Ultimately, though, this night belonged to David Pastrnak, Boston's 22-year-old winger who scored his fifth career hat trick and set a new career high in goals. Pastrnak had a hand in each of Boston's first five scores on the night, scoring three of them himself and setting up teammates on two others. Patrice Bergeron and Jake DeBrusk were on the receiving ends of those setups, while Brad Marchand had three assists as he and Bergeron upped their home points streak to 17 games, and Jaroslav Halak made 20 saves to improve to 19-8-1 in his career against the Rangers.
The Bruins won for the 12th straight time on home ice, and haven't lost in regulation here since the Rangers defeated them back on Jan. 19, another game in which Zibanejad potted a pair.
Lundqvist, taking his 50th start this season - he became the seventh goaltender in NHL history to play in 50 or more games in 12 different seasons - had entered with a three-game winning streak in Boston over which he had allowed a total of five goals. But he was saddled with the loss on a night when the home team went 4-for-6 on power plays, with at least four of the goals in the game utterly unstoppable.

NYR@BOS: Lundqvist makes incredible save on Wagner

"You know they have so many weapons," Lundqvist said of the Bruins. "You try to take away the cross pass, they go in and shoot for the tip; you take away the guy in the middle and they go across. They exposed us big-time."
The Rangers had done a superb job of holding those weapons in check since the teams first played in January: The first two meetings were slim-margin, one-goal affairs, and Wednesday's clash seemed for much of the game to be shaping up that way, too.
Pastrnak got the scoring started just 2:48 in, driving a one-timer of Marchand feed across the slot to cash in the first of two Ranger minors for too many men, a source of deep frustration in their room after the game. "Knowing what kind of power play they have, we take two too-many-men out there, and it's not acceptable," Zibanejad said. "We can't do that if we're going to give ourselves a chance. It's disappointing."
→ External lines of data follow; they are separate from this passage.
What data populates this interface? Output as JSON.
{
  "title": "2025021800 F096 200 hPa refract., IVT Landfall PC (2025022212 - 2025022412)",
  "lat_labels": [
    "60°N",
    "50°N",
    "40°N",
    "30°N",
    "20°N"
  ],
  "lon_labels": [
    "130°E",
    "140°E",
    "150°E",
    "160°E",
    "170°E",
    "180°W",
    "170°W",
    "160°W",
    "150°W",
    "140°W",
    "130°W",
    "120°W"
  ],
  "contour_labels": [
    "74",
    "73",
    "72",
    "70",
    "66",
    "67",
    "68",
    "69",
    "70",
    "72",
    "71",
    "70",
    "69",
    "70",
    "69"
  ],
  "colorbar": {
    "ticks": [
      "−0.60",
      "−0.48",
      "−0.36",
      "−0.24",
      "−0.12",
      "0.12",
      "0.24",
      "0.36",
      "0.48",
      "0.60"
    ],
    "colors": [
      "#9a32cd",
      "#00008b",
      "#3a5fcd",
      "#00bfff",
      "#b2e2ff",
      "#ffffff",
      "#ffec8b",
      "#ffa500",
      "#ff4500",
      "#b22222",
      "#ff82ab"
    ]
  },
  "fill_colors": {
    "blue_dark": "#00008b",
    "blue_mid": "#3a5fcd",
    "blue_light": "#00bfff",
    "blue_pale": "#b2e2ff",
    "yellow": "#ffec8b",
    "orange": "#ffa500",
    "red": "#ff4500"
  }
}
Zibanejad, though, matched that score with a power-play tally of his own, at 16:29, on a beautiful finish of a beautiful play up the ice with Buchnevich gaining the line and Strome drawing pressure to free up Zibanejad, who flipped a shot past Halak's catching glove.

NYR@BOS: Zibanejad beats Halak in front on power play

The Bruins made it 3-1 with two goals off rushes, in the second period by Pastrnak and at 3:19 of the third by DeBrusk - and it might have been 4-1 if not for Lundqvist's miraculous stick save that stole one from Chris Wagner.
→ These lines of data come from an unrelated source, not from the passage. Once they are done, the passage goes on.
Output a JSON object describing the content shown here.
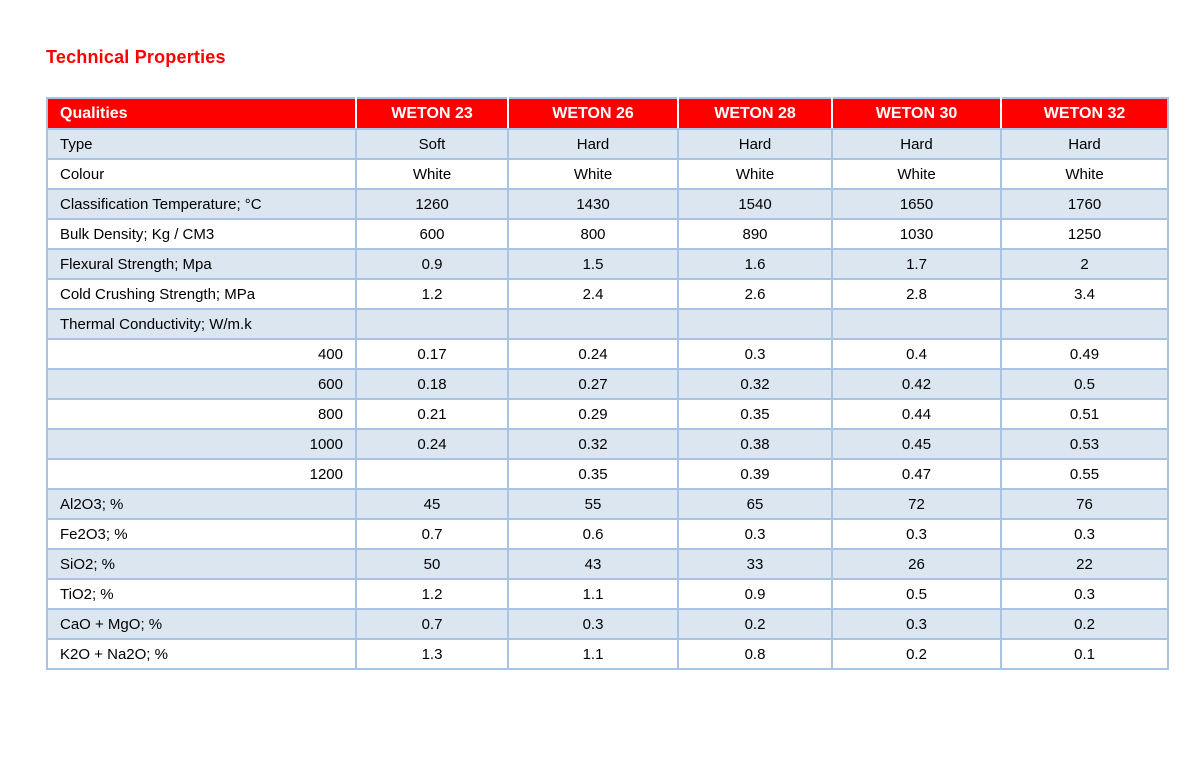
{
  "page": {
    "title": "Technical Properties"
  },
  "colors": {
    "accent_red": "#ff0000",
    "band_blue": "#dce6f1",
    "border_blue": "#a8c4e2",
    "header_text": "#ffffff"
  },
  "table": {
    "columns": [
      "Qualities",
      "WETON 23",
      "WETON 26",
      "WETON 28",
      "WETON 30",
      "WETON 32"
    ],
    "rows": [
      {
        "label": "Type",
        "align": "left",
        "values": [
          "Soft",
          "Hard",
          "Hard",
          "Hard",
          "Hard"
        ]
      },
      {
        "label": "Colour",
        "align": "left",
        "values": [
          "White",
          "White",
          "White",
          "White",
          "White"
        ]
      },
      {
        "label": "Classification Temperature; °C",
        "align": "left",
        "values": [
          "1260",
          "1430",
          "1540",
          "1650",
          "1760"
        ]
      },
      {
        "label": "Bulk Density; Kg / CM3",
        "align": "left",
        "values": [
          "600",
          "800",
          "890",
          "1030",
          "1250"
        ]
      },
      {
        "label": "Flexural Strength; Mpa",
        "align": "left",
        "values": [
          "0.9",
          "1.5",
          "1.6",
          "1.7",
          "2"
        ]
      },
      {
        "label": "Cold Crushing Strength; MPa",
        "align": "left",
        "values": [
          "1.2",
          "2.4",
          "2.6",
          "2.8",
          "3.4"
        ]
      },
      {
        "label": "Thermal Conductivity; W/m.k",
        "align": "left",
        "values": [
          "",
          "",
          "",
          "",
          ""
        ]
      },
      {
        "label": "400",
        "align": "right",
        "values": [
          "0.17",
          "0.24",
          "0.3",
          "0.4",
          "0.49"
        ]
      },
      {
        "label": "600",
        "align": "right",
        "values": [
          "0.18",
          "0.27",
          "0.32",
          "0.42",
          "0.5"
        ]
      },
      {
        "label": "800",
        "align": "right",
        "values": [
          "0.21",
          "0.29",
          "0.35",
          "0.44",
          "0.51"
        ]
      },
      {
        "label": "1000",
        "align": "right",
        "values": [
          "0.24",
          "0.32",
          "0.38",
          "0.45",
          "0.53"
        ]
      },
      {
        "label": "1200",
        "align": "right",
        "values": [
          "",
          "0.35",
          "0.39",
          "0.47",
          "0.55"
        ]
      },
      {
        "label": "Al2O3; %",
        "align": "left",
        "values": [
          "45",
          "55",
          "65",
          "72",
          "76"
        ]
      },
      {
        "label": "Fe2O3; %",
        "align": "left",
        "values": [
          "0.7",
          "0.6",
          "0.3",
          "0.3",
          "0.3"
        ]
      },
      {
        "label": "SiO2; %",
        "align": "left",
        "values": [
          "50",
          "43",
          "33",
          "26",
          "22"
        ]
      },
      {
        "label": "TiO2; %",
        "align": "left",
        "values": [
          "1.2",
          "1.1",
          "0.9",
          "0.5",
          "0.3"
        ]
      },
      {
        "label": "CaO + MgO; %",
        "align": "left",
        "values": [
          "0.7",
          "0.3",
          "0.2",
          "0.3",
          "0.2"
        ]
      },
      {
        "label": "K2O + Na2O; %",
        "align": "left",
        "values": [
          "1.3",
          "1.1",
          "0.8",
          "0.2",
          "0.1"
        ]
      }
    ]
  }
}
Strome brought the Rangers back in it with 14:17 to play, finding daylight between Halak's pads as he and Brett Howden hacked away at the rebound of Brady Skjei's sharp-angle shot.
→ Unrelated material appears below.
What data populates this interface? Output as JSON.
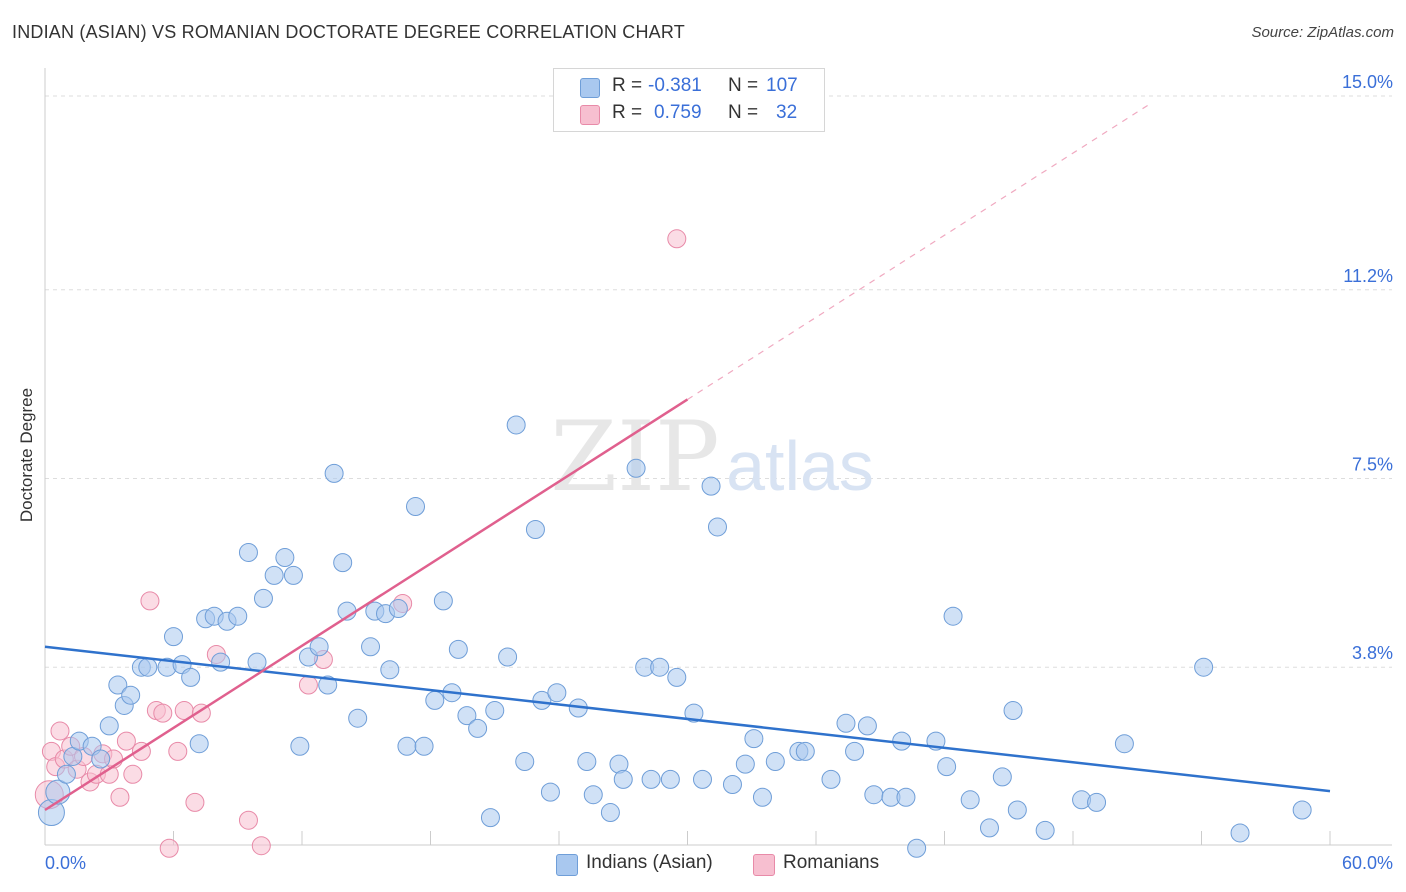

But the Rangers' pushback only made what came next all the more frustrating. Strome was in the box for holding when Pastrnak completed his third hat trick this season with a one-timer of Torey Krug's feed, and shortly after that Boston made good on both ends of a 1:29 two-man advantage, on Bergeron's redirect of Pastrnak's pass onto his tape and McAvoy's wrister from up top.
"It was too bad. We kept fighting," said Lundqvist. "We were down a goal and then we started taking way too many penalties, and it killed us. And now we sit here and we don't feel very good about how that ended."
The Rangers will look to rebound when they host the St. Louis Blues on Friday night at the Garden, their final game against a Western Conference team this season.